Lead Smarter, Not Harder: A Titans of Industry Recap

At the 2026 Titans of Industry: Women in Real Estate Brunch, one session challenged attendees to think differently about leadership, productivity and the future of work.

In “Women-Driven Tech, AI-Ready Leadership,” presenter Marki Lemons Ryhal, Global Keynote Speaker of ReMarkiTable LLC, delivered a clear message: artificial intelligence is no longer optional for leaders who want to protect their time, sharpen their communication and stay competitive.

Her session focused on the practical application of AI tools. For women in real estate who are already balancing clients, contracts, visibility, leadership responsibilities and personal demands, AI, she argued, can serve as a practical second set of hands.

She explained how implementing AI into your work flow doesn’t mean replacing judgment or personality. It can be used to create systems that help leaders move faster, communicate more clearly and make better use of their time.

What to do when staying busy isn’t working

Ryhal opened with a reality many women in real estate know well: the day often starts before it feels like it should, and the to-do list is already overflowing.

In an always-on industry, being busy all the time can start to feel normal — but being constantly in motion does not always equate to strategic business growth. One of the biggest shifts she encouraged attendees to make was this: move from reactive work to intentional systems.

Instead of trying to manage every task manually, leaders should identify which activities can be supported, streamlined or automated.

To begin shifting your mindset, she posed the following challenge:

  • Learn what your time is worth. Is it $25 per hour or $50 per hour?
    • For someone aiming to earn $100,000 annually, working roughly 2,000 hours per year, that comes out to about $50 per hour.
  • Then, determine what actually deserves your time and what should be delegated or automated.

When leaders understand the value of an hour, it becomes easier to make better decisions about where their energy goes, what they say yes to and which tools are worth paying for. Her point was simple: too many professionals hesitate over a modest monthly investment in technology, even when that technology could save them hours each week.

“If a tool gives you time back,” she suggested, “the return is already there.”

AI Is The tool — Your Voice is the brand

A common concern around AI is that it can feel impersonal or generic, but Ryhal pushed back on that idea. If AI-generated content does not sound like you, she said, it is often because you have not trained it to reflect your voice, style and tone.

She pointed to one tool professionals can use to better understand their communication patterns: Grammarly. By consistently identifying tone, whether confident, informative, assertive or appreciative, leaders can use AI more intentionally without losing their authenticity.

That distinction matters, especially in real estate, where trust, follow-up and personal brand are central to success.

The takeaway? Don’t concede your voice.

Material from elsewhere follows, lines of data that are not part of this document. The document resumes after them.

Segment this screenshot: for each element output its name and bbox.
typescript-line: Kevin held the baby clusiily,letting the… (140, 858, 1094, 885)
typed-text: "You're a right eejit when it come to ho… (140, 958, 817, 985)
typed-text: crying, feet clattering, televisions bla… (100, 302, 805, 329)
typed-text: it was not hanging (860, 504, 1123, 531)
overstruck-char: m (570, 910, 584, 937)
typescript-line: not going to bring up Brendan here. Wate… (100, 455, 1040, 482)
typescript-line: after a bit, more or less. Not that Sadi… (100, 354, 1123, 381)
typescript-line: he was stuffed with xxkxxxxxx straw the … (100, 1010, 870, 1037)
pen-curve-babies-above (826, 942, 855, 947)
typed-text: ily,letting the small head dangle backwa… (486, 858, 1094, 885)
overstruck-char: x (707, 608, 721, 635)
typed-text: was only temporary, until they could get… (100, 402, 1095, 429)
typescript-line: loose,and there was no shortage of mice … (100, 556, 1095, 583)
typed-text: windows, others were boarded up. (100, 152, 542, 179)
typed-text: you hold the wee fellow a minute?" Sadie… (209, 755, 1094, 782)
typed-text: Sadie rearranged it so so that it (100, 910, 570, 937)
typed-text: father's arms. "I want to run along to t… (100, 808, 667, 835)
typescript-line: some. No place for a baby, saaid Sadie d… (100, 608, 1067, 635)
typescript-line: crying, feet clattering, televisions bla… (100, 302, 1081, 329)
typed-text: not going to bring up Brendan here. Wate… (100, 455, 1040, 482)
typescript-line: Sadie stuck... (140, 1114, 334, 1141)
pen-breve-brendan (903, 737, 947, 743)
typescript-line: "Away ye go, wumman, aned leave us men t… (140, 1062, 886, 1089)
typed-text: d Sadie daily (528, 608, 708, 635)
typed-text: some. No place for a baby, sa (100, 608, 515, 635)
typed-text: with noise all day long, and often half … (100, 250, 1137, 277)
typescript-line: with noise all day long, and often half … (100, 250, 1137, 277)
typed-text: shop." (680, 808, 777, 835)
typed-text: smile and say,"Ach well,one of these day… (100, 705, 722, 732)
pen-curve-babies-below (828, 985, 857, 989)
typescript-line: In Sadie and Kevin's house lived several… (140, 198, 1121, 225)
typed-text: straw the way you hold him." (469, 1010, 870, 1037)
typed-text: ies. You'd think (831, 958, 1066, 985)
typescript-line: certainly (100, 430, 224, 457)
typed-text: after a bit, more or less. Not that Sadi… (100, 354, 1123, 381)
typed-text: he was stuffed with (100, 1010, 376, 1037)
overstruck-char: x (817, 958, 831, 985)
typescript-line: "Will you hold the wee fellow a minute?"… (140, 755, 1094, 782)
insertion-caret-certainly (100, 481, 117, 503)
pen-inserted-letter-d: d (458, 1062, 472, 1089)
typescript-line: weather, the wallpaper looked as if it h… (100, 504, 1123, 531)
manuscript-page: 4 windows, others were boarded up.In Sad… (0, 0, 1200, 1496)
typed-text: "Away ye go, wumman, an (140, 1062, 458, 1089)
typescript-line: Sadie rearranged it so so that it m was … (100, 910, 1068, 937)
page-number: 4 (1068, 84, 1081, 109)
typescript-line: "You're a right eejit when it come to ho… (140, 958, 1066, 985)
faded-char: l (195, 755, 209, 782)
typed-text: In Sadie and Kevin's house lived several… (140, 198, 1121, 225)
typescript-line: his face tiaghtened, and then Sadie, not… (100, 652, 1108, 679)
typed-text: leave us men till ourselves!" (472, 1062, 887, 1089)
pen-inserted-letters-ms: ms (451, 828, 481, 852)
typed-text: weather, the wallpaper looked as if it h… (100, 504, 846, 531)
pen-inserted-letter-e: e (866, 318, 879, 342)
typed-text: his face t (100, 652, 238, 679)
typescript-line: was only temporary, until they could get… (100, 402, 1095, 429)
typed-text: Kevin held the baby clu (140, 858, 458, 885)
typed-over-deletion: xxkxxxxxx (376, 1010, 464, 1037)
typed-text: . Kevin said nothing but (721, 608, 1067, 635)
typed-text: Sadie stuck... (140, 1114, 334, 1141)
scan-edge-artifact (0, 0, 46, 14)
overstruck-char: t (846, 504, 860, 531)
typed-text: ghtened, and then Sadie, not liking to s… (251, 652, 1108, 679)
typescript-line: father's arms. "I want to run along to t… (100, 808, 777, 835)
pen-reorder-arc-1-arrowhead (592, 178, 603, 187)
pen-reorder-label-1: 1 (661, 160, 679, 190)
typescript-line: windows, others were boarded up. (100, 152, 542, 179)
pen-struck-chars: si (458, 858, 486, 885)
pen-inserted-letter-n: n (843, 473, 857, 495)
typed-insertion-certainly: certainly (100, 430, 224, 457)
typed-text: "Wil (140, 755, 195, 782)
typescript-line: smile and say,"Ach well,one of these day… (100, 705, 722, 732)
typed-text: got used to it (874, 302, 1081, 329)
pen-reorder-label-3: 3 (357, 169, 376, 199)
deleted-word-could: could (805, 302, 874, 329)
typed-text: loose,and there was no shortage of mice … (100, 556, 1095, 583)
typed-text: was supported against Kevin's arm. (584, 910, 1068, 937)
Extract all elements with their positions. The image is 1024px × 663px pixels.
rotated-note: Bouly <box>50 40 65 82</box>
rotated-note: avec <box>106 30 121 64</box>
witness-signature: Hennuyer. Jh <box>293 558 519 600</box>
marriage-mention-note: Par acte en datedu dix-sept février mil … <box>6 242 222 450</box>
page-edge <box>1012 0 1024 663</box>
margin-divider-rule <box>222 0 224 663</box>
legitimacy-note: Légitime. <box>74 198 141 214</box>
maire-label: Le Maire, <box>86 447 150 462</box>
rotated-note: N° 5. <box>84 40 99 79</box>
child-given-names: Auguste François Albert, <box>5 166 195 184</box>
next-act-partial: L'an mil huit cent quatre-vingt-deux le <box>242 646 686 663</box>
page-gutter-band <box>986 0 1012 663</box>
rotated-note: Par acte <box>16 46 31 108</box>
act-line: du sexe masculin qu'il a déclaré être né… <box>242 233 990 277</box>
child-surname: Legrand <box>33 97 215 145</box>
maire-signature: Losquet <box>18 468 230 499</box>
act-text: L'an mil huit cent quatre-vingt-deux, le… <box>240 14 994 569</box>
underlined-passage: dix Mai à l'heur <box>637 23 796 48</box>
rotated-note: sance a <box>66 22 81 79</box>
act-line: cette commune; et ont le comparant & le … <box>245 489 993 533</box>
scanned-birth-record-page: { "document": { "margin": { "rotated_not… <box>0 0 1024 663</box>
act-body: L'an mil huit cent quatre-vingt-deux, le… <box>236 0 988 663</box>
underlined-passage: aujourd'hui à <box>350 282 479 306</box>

Build systems that strengthen it.

Leadership Requires Better Filters

Ryhal also connected AI adoption to a larger leadership lesson: knowing what to say yes to and what to decline.

She spoke candidly about the importance of strategic focus. Not every opportunity is the right opportunity. Not every request deserves immediate access to your time and attention. Technology can help create efficiency, but leaders still need clarity around priorities.

That includes understanding:

  • What supports your strategic plan?
  • What distracts from your goals?
  • What can be delegated, automated or declined entirely?

In that sense, AI is not just a tech story. It is a leadership story.

Are you ready to adapt?

Another one of Ryhal’s major points was urgency. Search behavior is changing. Content systems are changing. Client expectations are changing.

Automation is already reshaping the industry, and professionals who delay adapting risk losing time, margin and visibility.

Her recommendation was to experiment, stay curious and begin using tools that can support real business outcomes now, whether that means better follow-up, faster drafting, deeper research or stronger visibility. Leaders do not need to master every platform overnight, but they do need to start.

Those who benefit most from AI will not necessarily be the most technical. They will be the ones who learn how to apply it consistently and strategically.

Utilizing Tech To Get Your Time Back

Perhaps the most compelling idea in the session was that technology, when used well, should not just make work faster. It should make leadership more sustainable.

Used intentionally, AI can give professionals back time for higher-level thinking, stronger client service, personal priorities and the parts of life that too often get pushed aside. Ryhal revealed that the AI systems she has in place manage a portion of her workflow before she even signs on for the day, giving her more time to focus on health, wellness and other personal duties.

That is what made this session especially relevant for women leaders in real estate. The conversation was not about chasing trends. It was about building support systems that protect time, reduce friction and help leaders show up with more clarity and confidence. Because in a business that demands so much, the smartest systems are often the ones that help you lead without carrying everything alone.